Der zweite Grund, warum Sie die alte Lösung nicht durchbringen, ist, daß Sie mit Blick auf die im Dezember anstehenden Wahlen Negativschlagzeilen fürchten, wenn ausgerechnet die Ärmsten der Armen leer ausgehen, wenn man das so gemacht hätte, wie Sie das wollen.

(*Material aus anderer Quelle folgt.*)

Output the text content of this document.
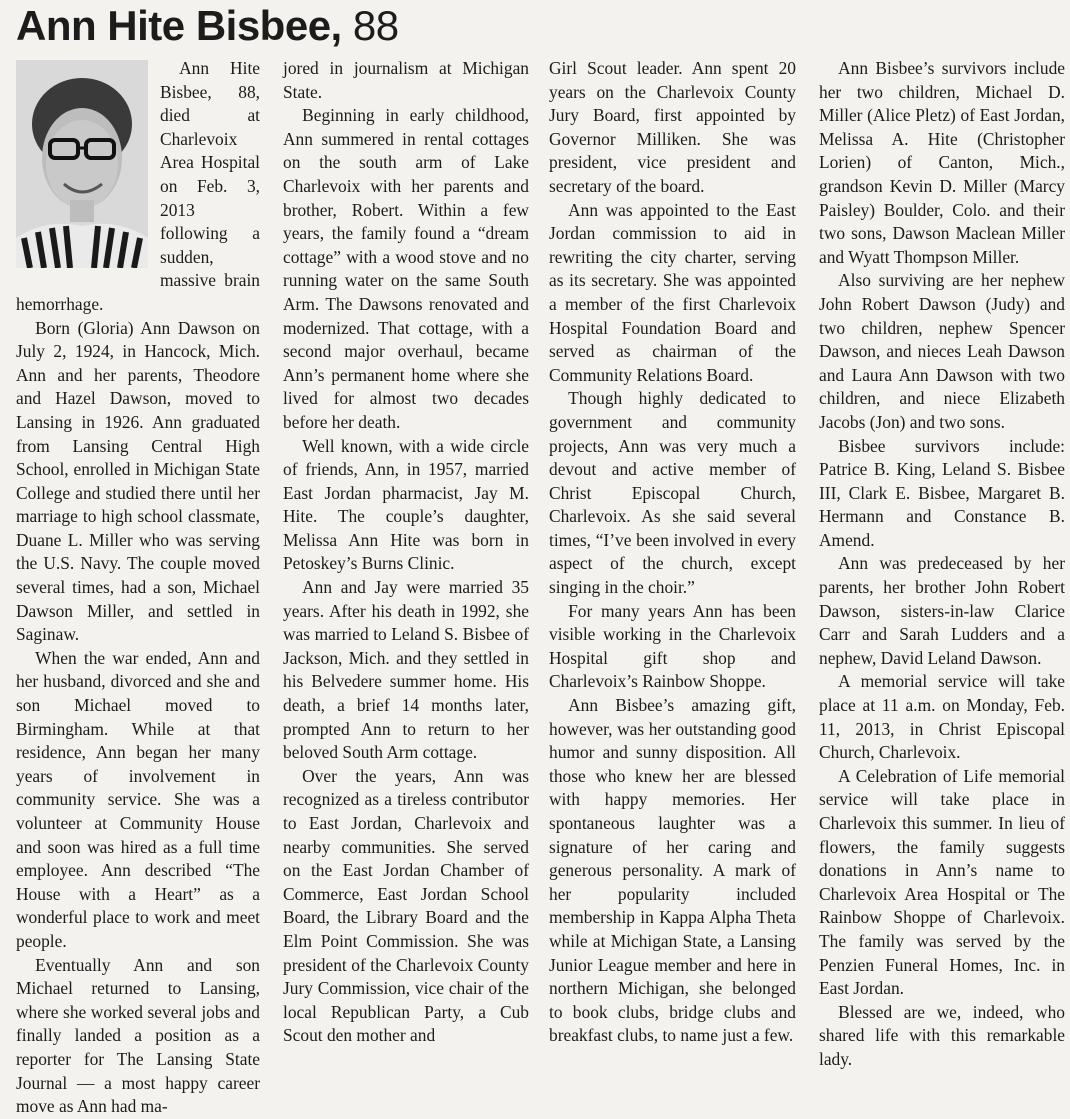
Ann Hite Bisbee, 88

Ann Hite Bisbee, 88, died at Charlevoix Area Hospital on Feb. 3, 2013 following a sudden, massive brain hemorrhage.

Born (Gloria) Ann Dawson on July 2, 1924, in Hancock, Mich. Ann and her parents, Theodore and Hazel Dawson, moved to Lansing in 1926. Ann graduated from Lansing Central High School, enrolled in Michigan State College and studied there until her marriage to high school classmate, Duane L. Miller who was serving the U.S. Navy. The couple moved several times, had a son, Michael Dawson Miller, and settled in Saginaw.

When the war ended, Ann and her husband, divorced and she and son Michael moved to Birmingham. While at that residence, Ann began her many years of involvement in community service. She was a volunteer at Community House and soon was hired as a full time employee. Ann described “The House with a Heart” as a wonderful place to work and meet people.

Eventually Ann and son Michael returned to Lansing, where she worked several jobs and finally landed a position as a reporter for The Lansing State Journal — a most happy career move as Ann had ma-

jored in journalism at Michigan State.

Beginning in early childhood, Ann summered in rental cottages on the south arm of Lake Charlevoix with her parents and brother, Robert. Within a few years, the family found a “dream cottage” with a wood stove and no running water on the same South Arm. The Dawsons renovated and modernized. That cottage, with a second major overhaul, became Ann’s permanent home where she lived for almost two decades before her death.

Well known, with a wide circle of friends, Ann, in 1957, married East Jordan pharmacist, Jay M. Hite. The couple’s daughter, Melissa Ann Hite was born in Petoskey’s Burns Clinic.

Ann and Jay were married 35 years. After his death in 1992, she was married to Leland S. Bisbee of Jackson, Mich. and they settled in his Belvedere summer home. His death, a brief 14 months later, prompted Ann to return to her beloved South Arm cottage.

Over the years, Ann was recognized as a tireless contributor to East Jordan, Charlevoix and nearby communities. She served on the East Jordan Chamber of Commerce, East Jordan School Board, the Library Board and the Elm Point Commission. She was president of the Charlevoix County Jury Commission, vice chair of the local Republican Party, a Cub Scout den mother and

Girl Scout leader. Ann spent 20 years on the Charlevoix County Jury Board, first appointed by Governor Milliken. She was president, vice president and secretary of the board.

Ann was appointed to the East Jordan commission to aid in rewriting the city charter, serving as its secretary. She was appointed a member of the first Charlevoix Hospital Foundation Board and served as chairman of the Community Relations Board.

Though highly dedicated to government and community projects, Ann was very much a devout and active member of Christ Episcopal Church, Charlevoix. As she said several times, “I’ve been involved in every aspect of the church, except singing in the choir.”

For many years Ann has been visible working in the Charlevoix Hospital gift shop and Charlevoix’s Rainbow Shoppe.

Ann Bisbee’s amazing gift, however, was her outstanding good humor and sunny disposition. All those who knew her are blessed with happy memories. Her spontaneous laughter was a signature of her caring and generous personality. A mark of her popularity included membership in Kappa Alpha Theta while at Michigan State, a Lansing Junior League member and here in northern Michigan, she belonged to book clubs, bridge clubs and breakfast clubs, to name just a few.

Ann Bisbee’s survivors include her two children, Michael D. Miller (Alice Pletz) of East Jordan, Melissa A. Hite (Christopher Lorien) of Canton, Mich., grandson Kevin D. Miller (Marcy Paisley) Boulder, Colo. and their two sons, Dawson Maclean Miller and Wyatt Thompson Miller.

Also surviving are her nephew John Robert Dawson (Judy) and two children, nephew Spencer Dawson, and nieces Leah Dawson and Laura Ann Dawson with two children, and niece Elizabeth Jacobs (Jon) and two sons.

Bisbee survivors include: Patrice B. King, Leland S. Bisbee III, Clark E. Bisbee, Margaret B. Hermann and Constance B. Amend.

Ann was predeceased by her parents, her brother John Robert Dawson, sisters-in-law Clarice Carr and Sarah Ludders and a nephew, David Leland Dawson.

A memorial service will take place at 11 a.m. on Monday, Feb. 11, 2013, in Christ Episcopal Church, Charlevoix.

A Celebration of Life memorial service will take place in Charlevoix this summer. In lieu of flowers, the family suggests donations in Ann’s name to Charlevoix Area Hospital or The Rainbow Shoppe of Charlevoix. The family was served by the Penzien Funeral Homes, Inc. in East Jordan.

Blessed are we, indeed, who shared life with this remarkable lady.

Bei alldem hat man nur eines im Blick: Es darf auf Dauer — das ist das Entscheidende — keine Mindestsicherung geben, weder in der ehemaligen DDR noch bei uns, obwohl auch bei uns die Probleme wachsen. Das haben Sie hier noch einmal gesagt. Sie wollen die Kleinstrentner, nachdem das alles abgeschmolzen ist, auf die Sozialhilfe verweisen und wollen, daß diese Menschen in die Sozialhilfe abgeschoben werden.
— Das spielt doch keine Rolle! Es ist doch so, daß auch bei uns die Zahl der Sozialhilfeempfänger, die Zahl der Rentner, die auf Sozialhilfe angewiesen sind, zunimmt.
Dafür brauchen wir eine neue Lösung. Sie wollen, daß immer mehr Rentner auf die Sozialhilfe verwiesen werden. Wir dagegen wollen, daß wir eine menschen-
Hoss
würdige Lösung finden, die davon ausgeht, daß eine Mindestrente geschaffen wird.